Credit: sld mediatec
Apart from building the structure and the screen, as well as the video control and the sound (supplied through a UKW transmitter, so every car can receive the audio signal via radio), sld mediatec is also responsible for supporting the power supply for both the screen and the on-site catering.
With the support of their long-time partner agency roeschke & roeschke, sld mediatec realized a massive project that now enables an audience of more than 200 cars to enjoy movies, new digital releases and old classics alike, for the summer. If you want to attend Autokino Sommer, however, you need to act quick as all movie screenings for the next several weeks are already sold out.
Meanwhile in Denmark…
It’s not just the movies that we miss nowadays. There’s the incomparable sensation of feeling the bass thrum in our ears and veins at a live gig, the incredible energy surging through the audience at a crowded concert, but more importantly the live music that fills us with happiness. While some parts of this equation are still far from becoming a reality again, this summer there will be ways to fulfill some of those longings.
In recent weeks Live Nation Entertainment announced that it will be “testing out crowdless live stream shows and drive-in concerts” in a bid to find alternative solutions to continue with live events during the COVID-19 pandemic. Speaking to Rolling Stone, Michael Rapino, President and CEO of Live Nation confirmed that they will hold “broadcasted shows and drive-in concerts during the summer”.

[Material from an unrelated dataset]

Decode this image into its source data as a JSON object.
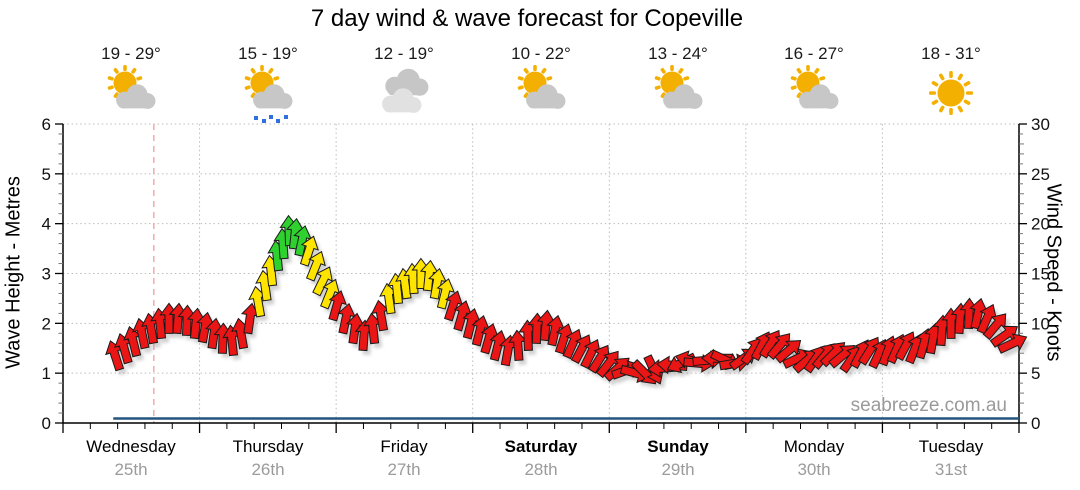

Live Nation Denmark’s Drive In Live event series kicked off last week, bringing concerts, stand-ups and family entertainment to some of Denmark’s biggest cities (Copenhagen, Herning, Aalborg, Odense and Aarhus) throughout the next couple of weeks. As their partner, our AV Alliance member in Denmark, Nordic Rentals A/S is providing every aspect of an outdoor stage set-up: they deliver the stage, LED screens (a main screen of 90 m2 – almost 970 sq ft – flanked by vertical side-screens), light and sound. The sound is mixed in a backstage area and is then transmitted to the audience via FM radio. Safety measures are taken very seriously both during the construction and the operation phase, and the audience is further protected by mobile payment for both tickets and catering services.
Of course, drive-in concerts have already been happening in multiple locations across Denmark, and Nordic Rentals A/S has worked on building outdoor stage set-ups for drive-in venues for the past month and a half, including P Scenen in Aarhus (also one of the locations of Drive In Live), which has already played host to a number of successful drive-in concerts and other live events. It’s a heroic job to undertake, especially for an audience of 500 cars, meaning that the sheer size of the stage and screens is worthy of any outdoor festival we have seen.
(Credit: Nordic Rentals A/S – building the stage for P Scenen in Aarhus)
The feedback so far has been very positive: some artists even claim to have performed one of the most interactive and intimate concerts of their careers, despite being physically separated from their audience. While blinking car lights, honks, and waving screen wipes cannot compare to a flesh and blood crowd singing your lines, under such circumstances that we currently live in they surely bring a tear to any artist’s eye. After all, the human desire to connect is still the main driving force behind all these actions, whether you are in front of the stage, on the stage, or you are the one who builds the stage. This is what the live event industry is all about, and it seems that no pandemic is strong enough to erase the will to fight and keep the connection and the experience alive.